Un expert se détache de ce point de vue. Il raconte ses expériences cumulées. Il est pragmatique.
L’analyse réflexive de ses actions et les activités critiques.
Dans une situation critique, l’acteur est désorienté. Il agit comme il peut. Il réussit ou il échoue. C’est en analysant ses pratiques que l’acteur comprend ce qui s’est passé et les raisons pour lesquelles il a perdu (ou pas) le fil de son action. Ce sont les tâches critiques qui sont formatrices, apprenantes.
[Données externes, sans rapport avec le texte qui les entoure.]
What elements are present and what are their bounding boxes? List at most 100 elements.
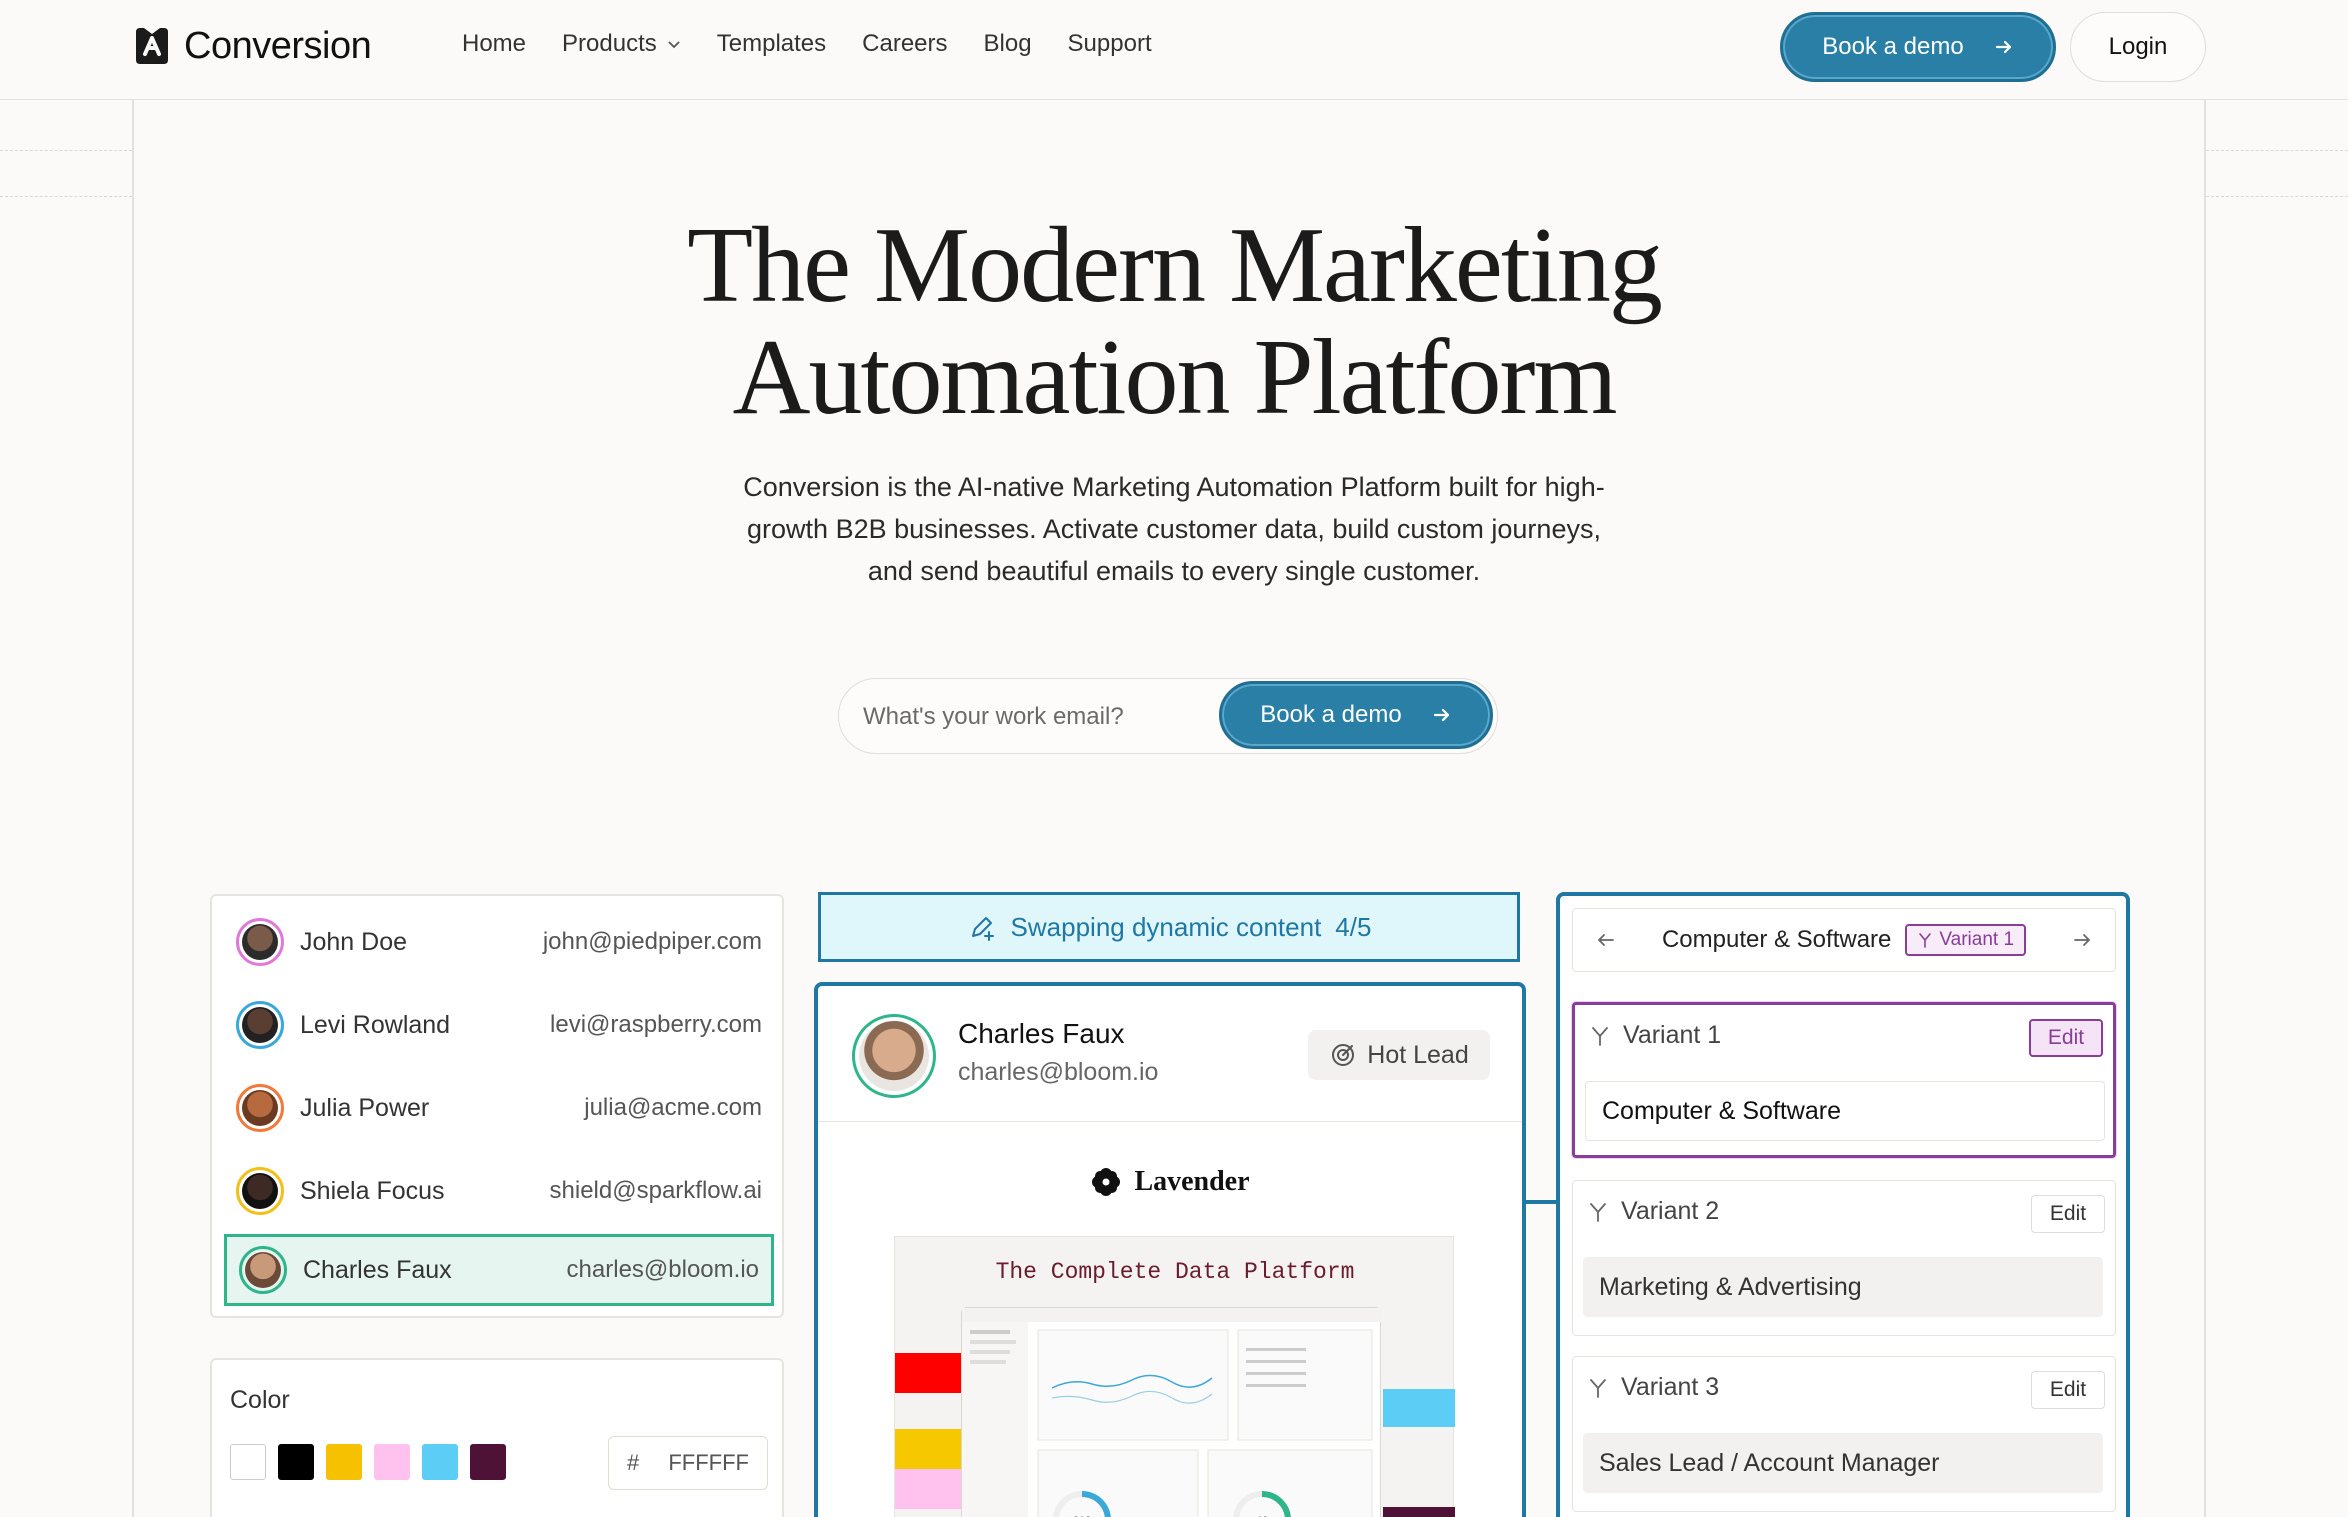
nav-link-home[interactable]: Home [462, 30, 526, 58]
next-variant-button[interactable] [2065, 923, 2099, 957]
brand-logo[interactable]: Conversion [130, 24, 372, 68]
personalized-email-card: Charles Faux charles@bloom.io Hot Lead L… [814, 982, 1526, 1517]
target-icon [1332, 1044, 1355, 1066]
profile-header: Charles Faux charles@bloom.io Hot Lead [818, 986, 1522, 1122]
variants-panel: Computer & Software Variant 1 Variant 1 … [1556, 892, 2130, 1517]
color-picker: Color # FFFFFF [210, 1358, 784, 1517]
variant-value[interactable]: Marketing & Advertising [1583, 1257, 2103, 1317]
contact-email: john@piedpiper.com [542, 928, 762, 955]
book-demo-nav-label: Book a demo [1822, 33, 1964, 60]
guide-dash [2206, 150, 2348, 151]
variant-label-text: Variant 2 [1621, 1197, 1720, 1225]
work-email-input[interactable] [863, 695, 1203, 739]
brand-name: Conversion [184, 24, 372, 67]
contact-name: Shiela Focus [300, 1176, 445, 1205]
variant-card-3[interactable]: Variant 3 Edit Sales Lead / Account Mana… [1572, 1356, 2116, 1512]
contact-row[interactable]: Levi Rowland levi@raspberry.com [224, 989, 774, 1061]
book-demo-hero-button[interactable]: Book a demo [1219, 681, 1493, 749]
profile-name: Charles Faux [958, 1018, 1125, 1049]
edit-variant-button[interactable]: Edit [2029, 1019, 2103, 1057]
nav-link-products[interactable]: Products [562, 30, 681, 58]
hex-value: FFFFFF [668, 1450, 749, 1475]
hash-symbol: # [627, 1450, 640, 1475]
hero-title: The Modern Marketing Automation Platform [0, 210, 2348, 434]
chevron-down-icon [668, 41, 680, 49]
avatar [236, 1167, 284, 1215]
variants-header: Computer & Software Variant 1 [1572, 908, 2116, 972]
contact-row[interactable]: Shiela Focus shield@sparkflow.ai [224, 1155, 774, 1227]
contact-name: Charles Faux [303, 1255, 452, 1284]
variant-label-text: Variant 1 [1623, 1021, 1722, 1049]
contact-row-selected[interactable]: Charles Faux charles@bloom.io [224, 1234, 774, 1306]
swatch-plum[interactable] [470, 1444, 506, 1480]
contact-row[interactable]: Julia Power julia@acme.com [224, 1072, 774, 1144]
nav-links: Home Products Templates Careers Blog Sup… [462, 30, 1152, 58]
current-variant-label: Variant 1 [1939, 929, 2015, 950]
contact-row[interactable]: John Doe john@piedpiper.com [224, 906, 774, 978]
avatar [852, 1014, 936, 1098]
variants-header-title: Computer & Software Variant 1 [1661, 924, 2027, 956]
arrow-left-icon [1598, 934, 1614, 946]
decor-stripe [895, 1469, 961, 1509]
contact-name: Levi Rowland [300, 1010, 451, 1039]
variant-label-text: Variant 3 [1621, 1373, 1720, 1401]
guide-dash [0, 196, 132, 197]
edit-variant-button[interactable]: Edit [2031, 1371, 2105, 1409]
variant-card-2[interactable]: Variant 2 Edit Marketing & Advertising [1572, 1180, 2116, 1336]
swap-banner-progress: 4/5 [1335, 911, 1372, 942]
arrow-right-icon [2074, 934, 2090, 946]
branch-icon [1919, 933, 1932, 948]
profile-email: charles@bloom.io [958, 1058, 1159, 1086]
branch-icon [1592, 1026, 1608, 1046]
lavender-brand-name: Lavender [1134, 1166, 1250, 1197]
swatch-black[interactable] [278, 1444, 314, 1480]
conversion-logo-icon [130, 24, 174, 68]
nav-link-careers[interactable]: Careers [862, 30, 947, 58]
avatar [236, 1084, 284, 1132]
login-button[interactable]: Login [2070, 12, 2206, 82]
nav-link-templates[interactable]: Templates [717, 30, 826, 58]
swatch-pink[interactable] [374, 1444, 410, 1480]
contact-email: charles@bloom.io [566, 1256, 759, 1283]
swatch-yellow[interactable] [326, 1444, 362, 1480]
top-nav: Conversion Home Products Templates Caree… [0, 0, 2348, 100]
decor-stripe [895, 1353, 961, 1393]
hot-lead-label: Hot Lead [1367, 1040, 1469, 1069]
nav-link-blog[interactable]: Blog [984, 30, 1032, 58]
hero-subtitle: Conversion is the AI-native Marketing Au… [743, 472, 1605, 586]
swatch-white[interactable] [230, 1444, 266, 1480]
contact-list: John Doe john@piedpiper.com Levi Rowland… [210, 894, 784, 1318]
branch-icon [1590, 1202, 1606, 1222]
hero-title-line-1: The Modern Marketing [687, 206, 1663, 325]
variant-label: Variant 1 [1589, 1021, 1721, 1050]
connector-line [1526, 1200, 1556, 1204]
hex-input[interactable]: # FFFFFF [608, 1436, 768, 1490]
nav-link-support[interactable]: Support [1068, 30, 1152, 58]
swap-banner-text: Swapping dynamic content [1010, 911, 1322, 942]
email-capture-form: Book a demo [838, 678, 1498, 754]
variant-value[interactable]: Sales Lead / Account Manager [1583, 1433, 2103, 1493]
swap-dynamic-content-banner: Swapping dynamic content 4/5 [818, 892, 1520, 962]
swatch-cyan[interactable] [422, 1444, 458, 1480]
email-preview: The Complete Data Platform [894, 1236, 1455, 1517]
variants-header-label: Computer & Software [1661, 926, 1892, 953]
book-demo-nav-button[interactable]: Book a demo [1780, 12, 2056, 82]
variant-value[interactable]: Computer & Software [1585, 1081, 2105, 1141]
book-demo-hero-label: Book a demo [1260, 701, 1402, 728]
contact-email: shield@sparkflow.ai [549, 1177, 762, 1204]
email-brand: Lavender [818, 1166, 1522, 1198]
hero-title-line-2: Automation Platform [732, 318, 1618, 437]
dashboard-screenshot: 612 46 [961, 1307, 1382, 1517]
decor-stripe [895, 1429, 961, 1469]
guide-dash [2206, 196, 2348, 197]
avatar [236, 918, 284, 966]
prev-variant-button[interactable] [1589, 923, 1623, 957]
guide-dash [0, 150, 132, 151]
avatar [239, 1246, 287, 1294]
lavender-logo-icon [1092, 1168, 1121, 1196]
edit-variant-button[interactable]: Edit [2031, 1195, 2105, 1233]
decor-stripe [1383, 1389, 1455, 1427]
current-variant-badge: Variant 1 [1905, 924, 2027, 956]
variant-card-1[interactable]: Variant 1 Edit Computer & Software [1572, 1002, 2116, 1158]
decor-stripe [1383, 1507, 1455, 1517]
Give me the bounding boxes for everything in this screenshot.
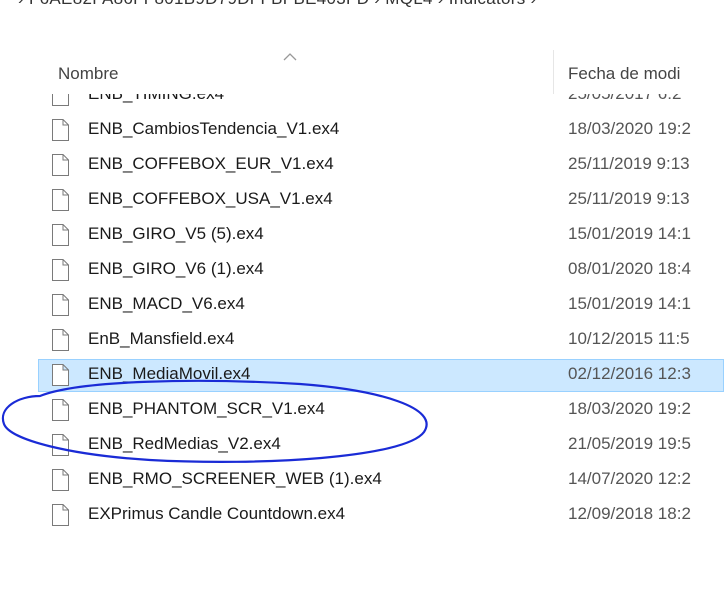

Sur une tâche complexe, l’acteur n’a pas le temps de prendre du recul sur son action. L’analyse doit se faire après coup. Dans l’action il est dans une démarche constructive (il s’adapte). Après l’action, il entre dans une démarche cognitive. Son action devient l’objet de son étude.
Apprentissage et développement professionnel.
Apprendre en faisant permet de développer ses compétences. Mais en agissant, on se développe en tant que sujet, en tant que personne. C’est cette dimension psychologique, qui s’inscrit dans le long terme, que traire l’analyse réflexive.
La situation de travail (ou tâche) complexe influe sur l’opérateur. Il assimile des caractéristiques de celle-ci. Il sollicite ses intuitions, sa compréhension de la situation. Ce qui participe au développement professionnel de l’opérateur qui analyse de plus en plus de choses de la situation.
Cela l’oblige aussi à accepter la complexité.
En agissant sur celle-ci, il conceptualise son action. Il s’accommode. Il agit. Il s’engage ! « La situation m’impose de changer, de me transformer. Et, en agissant, je change la situation. Je fais du neuf ».
L’analyse réflexive déclenche le développement professionnel.
Méthode pour conduire une analyse réflexive de ses actions
De façon synthétique, l’analyse réflexive consiste à partir du vécu d’en faire un récit par épisodes.
Puis, pour chaque épisode du récit, il convient d’identifier l’intrigue, c’est-à-dire d’identifier les évènements qui se sont manifestés de façon fortuite – le hasard – et les variables sur lesquelles l’acteur a dû agir pour les contrôler ou les rétablir.
Puis, il faut rétablir les enchaînements et identifier les modèles opératifs des acteurs.